Important: Your brief notes that no claim-type-specific sub-rule was found. That means the 5-year rule is the default/general baseline for this page. Courts may still apply case-specific accrual and adjustment doctrines.

A practical way to map the deadline

Use this sequence to translate the rule into a filing window:

  1. Identify the accrual date

    • This is the date you treat as the clock start.
    • Common triggers include the date of wrongful conduct, the date harm was suffered, or a discovery-related date where discovery/accrual doctrine applies.
  2. Add 5 years

    • Your target deadline is typically: accrual date + 5 years.
  3. Confirm filing timing

    • SOL analysis is date-sensitive, including how and when a filing is considered “made.”
    • Procedural timing can matter when you are close to the deadline.

Quick example

  • Accrual date: March 15, 2021
  • SOL period: 5 years
  • Calculated deadline: March 15, 2026
    (The “last safe day” can change due to filing mechanics, counting conventions, holidays, or any tolling/accrual adjustments.)

Key exceptions

Because this page starts from the general 5-year baseline, “exceptions” here means circumstances that can change the effective deadline—either by changing the accrual date or by pausing/extending the running of time.

1) Tolling (pausing the clock)

Tolling can extend the time available to sue. Tolling may be statute-based or doctrine-based, depending on the circumstances.

  • Practical impact: If tolling applies for a period (e.g., 180 days), your deadline may effectively move outward by that amount.

2) Accrual rules (when the clock starts)

Many SOL disputes focus less on “5 years” and more on when the clock begins.
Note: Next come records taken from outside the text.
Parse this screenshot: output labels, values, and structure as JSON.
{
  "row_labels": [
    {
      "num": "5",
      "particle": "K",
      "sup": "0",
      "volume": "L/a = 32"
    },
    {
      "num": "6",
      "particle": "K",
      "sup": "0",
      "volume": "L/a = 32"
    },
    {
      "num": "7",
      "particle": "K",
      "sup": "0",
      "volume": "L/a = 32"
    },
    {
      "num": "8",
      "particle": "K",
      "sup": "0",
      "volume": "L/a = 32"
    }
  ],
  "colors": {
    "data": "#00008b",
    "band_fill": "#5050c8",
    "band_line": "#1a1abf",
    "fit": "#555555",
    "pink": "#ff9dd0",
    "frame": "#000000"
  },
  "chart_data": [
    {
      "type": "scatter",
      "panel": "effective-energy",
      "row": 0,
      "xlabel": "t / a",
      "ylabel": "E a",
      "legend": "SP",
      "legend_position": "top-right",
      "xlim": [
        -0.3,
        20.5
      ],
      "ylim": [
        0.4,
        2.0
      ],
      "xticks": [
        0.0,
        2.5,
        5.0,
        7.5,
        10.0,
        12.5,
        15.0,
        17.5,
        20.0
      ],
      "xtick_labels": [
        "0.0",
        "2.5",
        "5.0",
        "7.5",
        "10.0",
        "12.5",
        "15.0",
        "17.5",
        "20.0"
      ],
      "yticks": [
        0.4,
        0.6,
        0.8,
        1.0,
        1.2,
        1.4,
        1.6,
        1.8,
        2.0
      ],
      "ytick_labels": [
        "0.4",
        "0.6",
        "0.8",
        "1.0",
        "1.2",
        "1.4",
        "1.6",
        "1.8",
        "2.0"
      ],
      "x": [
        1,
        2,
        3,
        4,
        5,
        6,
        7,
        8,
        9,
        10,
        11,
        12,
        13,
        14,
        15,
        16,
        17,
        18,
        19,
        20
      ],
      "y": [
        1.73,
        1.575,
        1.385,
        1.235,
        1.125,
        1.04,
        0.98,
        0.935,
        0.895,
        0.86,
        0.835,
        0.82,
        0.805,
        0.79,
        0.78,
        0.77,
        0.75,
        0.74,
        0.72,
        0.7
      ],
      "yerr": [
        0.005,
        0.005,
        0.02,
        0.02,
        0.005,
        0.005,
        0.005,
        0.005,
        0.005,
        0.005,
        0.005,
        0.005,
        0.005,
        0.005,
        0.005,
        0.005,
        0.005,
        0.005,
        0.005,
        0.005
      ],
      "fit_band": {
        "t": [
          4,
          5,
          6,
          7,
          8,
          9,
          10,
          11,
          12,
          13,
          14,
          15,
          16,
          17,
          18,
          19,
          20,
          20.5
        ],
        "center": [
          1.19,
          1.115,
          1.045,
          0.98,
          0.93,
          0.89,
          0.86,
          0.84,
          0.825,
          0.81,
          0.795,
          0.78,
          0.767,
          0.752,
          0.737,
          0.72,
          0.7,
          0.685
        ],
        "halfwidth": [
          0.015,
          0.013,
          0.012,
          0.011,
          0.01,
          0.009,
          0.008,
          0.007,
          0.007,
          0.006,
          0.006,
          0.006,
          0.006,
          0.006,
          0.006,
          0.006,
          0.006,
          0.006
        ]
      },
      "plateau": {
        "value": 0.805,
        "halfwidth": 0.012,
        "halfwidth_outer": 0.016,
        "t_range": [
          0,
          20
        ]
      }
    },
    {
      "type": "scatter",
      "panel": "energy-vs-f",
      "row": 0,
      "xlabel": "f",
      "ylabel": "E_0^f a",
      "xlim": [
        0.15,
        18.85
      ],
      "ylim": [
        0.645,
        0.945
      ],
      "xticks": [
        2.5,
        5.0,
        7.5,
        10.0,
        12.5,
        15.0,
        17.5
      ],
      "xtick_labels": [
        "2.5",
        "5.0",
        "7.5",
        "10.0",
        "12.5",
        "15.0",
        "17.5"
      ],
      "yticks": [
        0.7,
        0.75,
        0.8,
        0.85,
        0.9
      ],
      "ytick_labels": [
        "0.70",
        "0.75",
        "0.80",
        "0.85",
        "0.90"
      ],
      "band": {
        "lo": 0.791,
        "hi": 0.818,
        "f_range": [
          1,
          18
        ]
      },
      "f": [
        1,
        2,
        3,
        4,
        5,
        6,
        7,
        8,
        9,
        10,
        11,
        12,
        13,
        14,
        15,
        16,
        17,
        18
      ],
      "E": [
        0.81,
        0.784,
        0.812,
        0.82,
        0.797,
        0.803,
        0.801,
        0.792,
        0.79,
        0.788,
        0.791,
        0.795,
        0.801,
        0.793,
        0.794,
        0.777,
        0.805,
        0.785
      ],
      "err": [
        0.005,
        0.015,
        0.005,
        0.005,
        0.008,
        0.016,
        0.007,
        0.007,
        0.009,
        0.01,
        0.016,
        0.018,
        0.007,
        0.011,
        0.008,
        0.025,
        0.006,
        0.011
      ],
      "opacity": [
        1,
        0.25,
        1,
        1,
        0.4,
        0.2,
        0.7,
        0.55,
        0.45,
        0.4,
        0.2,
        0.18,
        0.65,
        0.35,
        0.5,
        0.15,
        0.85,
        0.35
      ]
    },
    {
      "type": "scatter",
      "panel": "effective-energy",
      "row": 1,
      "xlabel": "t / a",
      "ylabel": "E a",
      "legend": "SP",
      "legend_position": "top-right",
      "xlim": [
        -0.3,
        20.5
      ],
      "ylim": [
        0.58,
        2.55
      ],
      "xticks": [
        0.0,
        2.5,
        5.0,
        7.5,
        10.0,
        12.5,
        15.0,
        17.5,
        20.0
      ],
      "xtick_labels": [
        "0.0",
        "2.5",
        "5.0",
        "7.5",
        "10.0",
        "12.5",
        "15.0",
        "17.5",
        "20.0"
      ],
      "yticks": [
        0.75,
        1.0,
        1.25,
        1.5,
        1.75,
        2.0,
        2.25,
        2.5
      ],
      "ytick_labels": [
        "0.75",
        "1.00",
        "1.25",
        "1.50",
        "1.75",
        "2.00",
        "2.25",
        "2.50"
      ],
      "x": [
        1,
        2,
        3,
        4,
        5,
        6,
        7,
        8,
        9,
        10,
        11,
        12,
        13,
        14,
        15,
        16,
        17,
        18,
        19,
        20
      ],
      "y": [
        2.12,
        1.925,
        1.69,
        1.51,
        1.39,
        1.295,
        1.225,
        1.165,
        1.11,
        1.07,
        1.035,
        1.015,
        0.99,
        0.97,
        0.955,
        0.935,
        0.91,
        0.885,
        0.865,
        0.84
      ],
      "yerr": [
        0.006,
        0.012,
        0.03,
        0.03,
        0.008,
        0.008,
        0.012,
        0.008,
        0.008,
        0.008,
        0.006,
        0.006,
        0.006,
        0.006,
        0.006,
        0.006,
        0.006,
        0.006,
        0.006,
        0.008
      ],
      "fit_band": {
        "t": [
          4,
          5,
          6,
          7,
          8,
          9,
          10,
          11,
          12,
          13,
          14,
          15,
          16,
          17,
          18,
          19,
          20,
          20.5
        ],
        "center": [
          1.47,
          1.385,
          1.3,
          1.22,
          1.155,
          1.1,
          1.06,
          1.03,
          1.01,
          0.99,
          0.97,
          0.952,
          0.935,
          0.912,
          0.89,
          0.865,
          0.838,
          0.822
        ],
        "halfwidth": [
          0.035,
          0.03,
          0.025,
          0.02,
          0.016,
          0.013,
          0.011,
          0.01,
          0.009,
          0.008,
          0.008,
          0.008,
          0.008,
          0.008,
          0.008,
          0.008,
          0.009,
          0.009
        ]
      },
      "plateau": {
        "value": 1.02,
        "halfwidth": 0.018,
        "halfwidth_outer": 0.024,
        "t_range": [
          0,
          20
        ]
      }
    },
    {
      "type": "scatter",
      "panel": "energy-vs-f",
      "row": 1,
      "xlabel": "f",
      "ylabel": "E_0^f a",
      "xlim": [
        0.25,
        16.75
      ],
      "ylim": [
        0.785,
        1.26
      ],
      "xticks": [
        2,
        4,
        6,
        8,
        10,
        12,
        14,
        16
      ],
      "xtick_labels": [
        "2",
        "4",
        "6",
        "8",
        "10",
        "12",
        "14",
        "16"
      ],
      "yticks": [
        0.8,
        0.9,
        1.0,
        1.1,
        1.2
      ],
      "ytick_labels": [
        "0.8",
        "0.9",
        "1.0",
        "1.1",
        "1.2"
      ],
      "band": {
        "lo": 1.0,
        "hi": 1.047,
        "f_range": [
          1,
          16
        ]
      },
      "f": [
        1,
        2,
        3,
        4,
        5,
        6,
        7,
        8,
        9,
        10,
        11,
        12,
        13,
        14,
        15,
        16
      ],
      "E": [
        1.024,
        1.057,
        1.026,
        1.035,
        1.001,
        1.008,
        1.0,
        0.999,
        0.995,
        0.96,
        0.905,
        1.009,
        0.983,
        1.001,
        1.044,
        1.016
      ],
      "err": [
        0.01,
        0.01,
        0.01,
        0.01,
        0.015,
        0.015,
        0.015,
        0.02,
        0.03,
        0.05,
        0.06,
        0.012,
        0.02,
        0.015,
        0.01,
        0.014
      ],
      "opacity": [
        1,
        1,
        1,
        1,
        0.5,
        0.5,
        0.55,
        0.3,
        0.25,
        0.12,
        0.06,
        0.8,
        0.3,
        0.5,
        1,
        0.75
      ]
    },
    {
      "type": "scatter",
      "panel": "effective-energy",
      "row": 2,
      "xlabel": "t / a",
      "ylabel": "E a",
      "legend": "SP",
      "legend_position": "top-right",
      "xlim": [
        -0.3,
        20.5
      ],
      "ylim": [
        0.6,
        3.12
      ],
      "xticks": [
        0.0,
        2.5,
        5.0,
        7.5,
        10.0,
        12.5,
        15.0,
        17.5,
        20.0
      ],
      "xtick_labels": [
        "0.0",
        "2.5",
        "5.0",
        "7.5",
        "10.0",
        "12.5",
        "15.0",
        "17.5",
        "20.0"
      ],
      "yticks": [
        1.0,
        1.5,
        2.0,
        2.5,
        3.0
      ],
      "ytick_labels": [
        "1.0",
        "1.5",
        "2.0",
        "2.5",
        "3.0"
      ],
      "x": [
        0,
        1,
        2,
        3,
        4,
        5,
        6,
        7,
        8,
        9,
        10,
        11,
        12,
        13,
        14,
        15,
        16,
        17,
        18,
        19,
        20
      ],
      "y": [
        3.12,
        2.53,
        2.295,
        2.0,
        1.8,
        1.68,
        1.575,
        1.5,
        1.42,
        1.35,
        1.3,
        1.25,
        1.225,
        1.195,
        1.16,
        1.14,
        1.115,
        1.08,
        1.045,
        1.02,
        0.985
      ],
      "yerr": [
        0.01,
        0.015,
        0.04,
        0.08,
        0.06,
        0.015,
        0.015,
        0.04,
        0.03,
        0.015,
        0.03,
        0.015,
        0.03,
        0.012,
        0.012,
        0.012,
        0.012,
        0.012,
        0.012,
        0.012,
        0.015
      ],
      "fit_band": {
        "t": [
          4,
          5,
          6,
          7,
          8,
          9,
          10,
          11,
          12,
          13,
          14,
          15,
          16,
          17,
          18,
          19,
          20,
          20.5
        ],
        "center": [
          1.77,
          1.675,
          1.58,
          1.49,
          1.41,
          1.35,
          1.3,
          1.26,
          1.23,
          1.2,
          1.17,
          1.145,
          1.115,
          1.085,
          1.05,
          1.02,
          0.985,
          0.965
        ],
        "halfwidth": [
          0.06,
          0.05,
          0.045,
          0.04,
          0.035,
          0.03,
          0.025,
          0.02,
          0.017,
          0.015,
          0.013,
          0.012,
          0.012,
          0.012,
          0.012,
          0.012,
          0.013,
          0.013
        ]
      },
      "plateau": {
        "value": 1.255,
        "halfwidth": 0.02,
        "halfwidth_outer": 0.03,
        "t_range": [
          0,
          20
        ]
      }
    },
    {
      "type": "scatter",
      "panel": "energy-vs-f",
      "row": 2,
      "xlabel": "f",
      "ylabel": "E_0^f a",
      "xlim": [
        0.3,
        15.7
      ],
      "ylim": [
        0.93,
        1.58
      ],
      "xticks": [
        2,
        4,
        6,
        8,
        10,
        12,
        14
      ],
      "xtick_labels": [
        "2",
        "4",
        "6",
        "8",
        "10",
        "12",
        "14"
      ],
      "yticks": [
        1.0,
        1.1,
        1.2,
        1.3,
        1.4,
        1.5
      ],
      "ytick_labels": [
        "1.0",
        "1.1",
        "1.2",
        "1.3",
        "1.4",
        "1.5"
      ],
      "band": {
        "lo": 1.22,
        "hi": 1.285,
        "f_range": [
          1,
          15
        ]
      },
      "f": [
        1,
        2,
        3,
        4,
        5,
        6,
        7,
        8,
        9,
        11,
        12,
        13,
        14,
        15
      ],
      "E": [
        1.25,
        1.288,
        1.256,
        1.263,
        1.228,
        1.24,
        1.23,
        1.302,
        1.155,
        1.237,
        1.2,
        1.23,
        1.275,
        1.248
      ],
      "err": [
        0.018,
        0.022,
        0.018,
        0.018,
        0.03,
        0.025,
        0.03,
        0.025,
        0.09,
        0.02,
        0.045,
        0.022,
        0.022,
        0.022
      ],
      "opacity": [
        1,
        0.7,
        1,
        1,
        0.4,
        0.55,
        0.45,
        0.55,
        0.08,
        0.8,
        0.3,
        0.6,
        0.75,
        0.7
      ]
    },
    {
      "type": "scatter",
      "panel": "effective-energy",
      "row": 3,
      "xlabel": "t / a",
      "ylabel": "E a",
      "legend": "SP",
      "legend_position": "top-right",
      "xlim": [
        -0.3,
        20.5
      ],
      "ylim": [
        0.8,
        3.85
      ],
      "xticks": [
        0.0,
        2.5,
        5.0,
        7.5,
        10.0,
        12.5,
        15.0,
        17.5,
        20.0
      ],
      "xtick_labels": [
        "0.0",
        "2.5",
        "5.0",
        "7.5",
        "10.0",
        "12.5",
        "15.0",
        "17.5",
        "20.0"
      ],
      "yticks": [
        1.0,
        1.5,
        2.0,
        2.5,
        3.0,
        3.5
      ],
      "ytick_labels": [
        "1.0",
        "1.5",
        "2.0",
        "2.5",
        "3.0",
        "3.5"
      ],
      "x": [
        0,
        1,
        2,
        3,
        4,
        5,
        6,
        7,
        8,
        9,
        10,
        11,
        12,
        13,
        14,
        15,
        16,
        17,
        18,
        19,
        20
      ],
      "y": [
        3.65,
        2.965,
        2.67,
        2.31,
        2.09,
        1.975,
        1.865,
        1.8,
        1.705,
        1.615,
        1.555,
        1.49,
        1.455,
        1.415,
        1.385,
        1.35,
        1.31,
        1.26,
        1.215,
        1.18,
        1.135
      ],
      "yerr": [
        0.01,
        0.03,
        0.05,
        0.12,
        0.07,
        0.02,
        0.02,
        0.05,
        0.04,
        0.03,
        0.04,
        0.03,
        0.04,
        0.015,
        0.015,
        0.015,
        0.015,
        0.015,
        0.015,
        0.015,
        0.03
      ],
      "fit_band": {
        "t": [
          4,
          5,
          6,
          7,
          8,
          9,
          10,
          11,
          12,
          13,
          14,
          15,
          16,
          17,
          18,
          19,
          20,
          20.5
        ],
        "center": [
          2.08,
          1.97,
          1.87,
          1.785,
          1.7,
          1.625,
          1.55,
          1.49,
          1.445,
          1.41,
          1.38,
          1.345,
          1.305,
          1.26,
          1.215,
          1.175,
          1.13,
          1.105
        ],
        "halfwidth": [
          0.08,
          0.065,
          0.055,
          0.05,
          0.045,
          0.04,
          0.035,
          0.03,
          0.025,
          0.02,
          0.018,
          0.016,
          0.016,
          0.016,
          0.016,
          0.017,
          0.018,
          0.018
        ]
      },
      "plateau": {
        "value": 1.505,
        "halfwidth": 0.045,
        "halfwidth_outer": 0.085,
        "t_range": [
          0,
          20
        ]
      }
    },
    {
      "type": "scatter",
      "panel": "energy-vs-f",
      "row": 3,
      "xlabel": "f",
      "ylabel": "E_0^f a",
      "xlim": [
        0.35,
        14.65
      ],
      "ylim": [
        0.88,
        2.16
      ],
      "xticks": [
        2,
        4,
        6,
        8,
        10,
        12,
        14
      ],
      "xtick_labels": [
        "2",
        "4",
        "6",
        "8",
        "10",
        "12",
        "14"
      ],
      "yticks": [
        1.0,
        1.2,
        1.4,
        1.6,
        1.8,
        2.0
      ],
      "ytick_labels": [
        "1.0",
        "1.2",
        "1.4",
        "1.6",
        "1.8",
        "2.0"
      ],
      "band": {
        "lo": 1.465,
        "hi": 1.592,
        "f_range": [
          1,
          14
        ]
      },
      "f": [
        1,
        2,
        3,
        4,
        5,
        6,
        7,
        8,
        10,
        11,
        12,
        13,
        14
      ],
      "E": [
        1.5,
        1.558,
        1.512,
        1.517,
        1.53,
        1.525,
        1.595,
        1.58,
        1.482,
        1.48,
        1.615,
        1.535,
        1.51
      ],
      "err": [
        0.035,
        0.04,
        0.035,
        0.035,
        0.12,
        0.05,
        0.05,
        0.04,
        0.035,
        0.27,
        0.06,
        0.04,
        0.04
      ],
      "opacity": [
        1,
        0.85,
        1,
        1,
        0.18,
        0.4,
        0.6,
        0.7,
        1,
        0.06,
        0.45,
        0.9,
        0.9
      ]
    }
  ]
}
Emotional distress allegations can involve arguments about whether harm was immediate, continuing, or not reasonably discoverable until later.

  • Practical impact: If a court finds a later accrual date than the one you assumed, your deadline may shift later.

3) Procedural constraints (how “filing” counts)

Even when you know the baseline deadline, SOL timing can be affected by civil procedure issues—such as when a filing is considered complete, where it is filed, and what requirements apply.

Warning: Don’t treat the SOL deadline as purely “calendar math.” Filing procedures and case-specific characterization can affect whether a filing is treated as timely.

4) Claim categorization and how the theory is pleaded

Even with a general baseline, the final SOL outcome can be influenced by how the claim is categorized. Emotional distress claims are often pleaded alongside or linked to other tort theories, and the court may treat parts of the case differently for SOL purposes.

  • Practical impact: Two complaints with similar facts might receive different SOL treatment if the causes of action are framed differently.

Statute citation

Your jurisdiction-data baseline points to:

Per your brief, no claim-type-specific sub-rule was found, so the 5-year period above is treated as the general/default baseline for this page. Any changes to timing come from doctrines such as accrual rules, tolling, and case-specific categorization.

Use the calculator

DocketMath’s statute-of-limitations calculator helps you turn the baseline rule into a concrete deadline.

What you’ll typically input

Use the calculator with the 5-year baseline:

  • Accrual date (the date you believe the SOL clock starts)
  • Jurisdiction: US-NY
  • Baseline SOL: 5 years (default/general)

How outputs change when inputs change

  • Later accrual date → later deadline: moving the start date pushes the calculated end date forward.
  • Tolling applied (if supported by the tool): tolling can extend the deadline by the duration of the tolling period.
  • Different accrual assumptions: discovery vs. conduct-date assumptions can shift the computed deadline by months or years.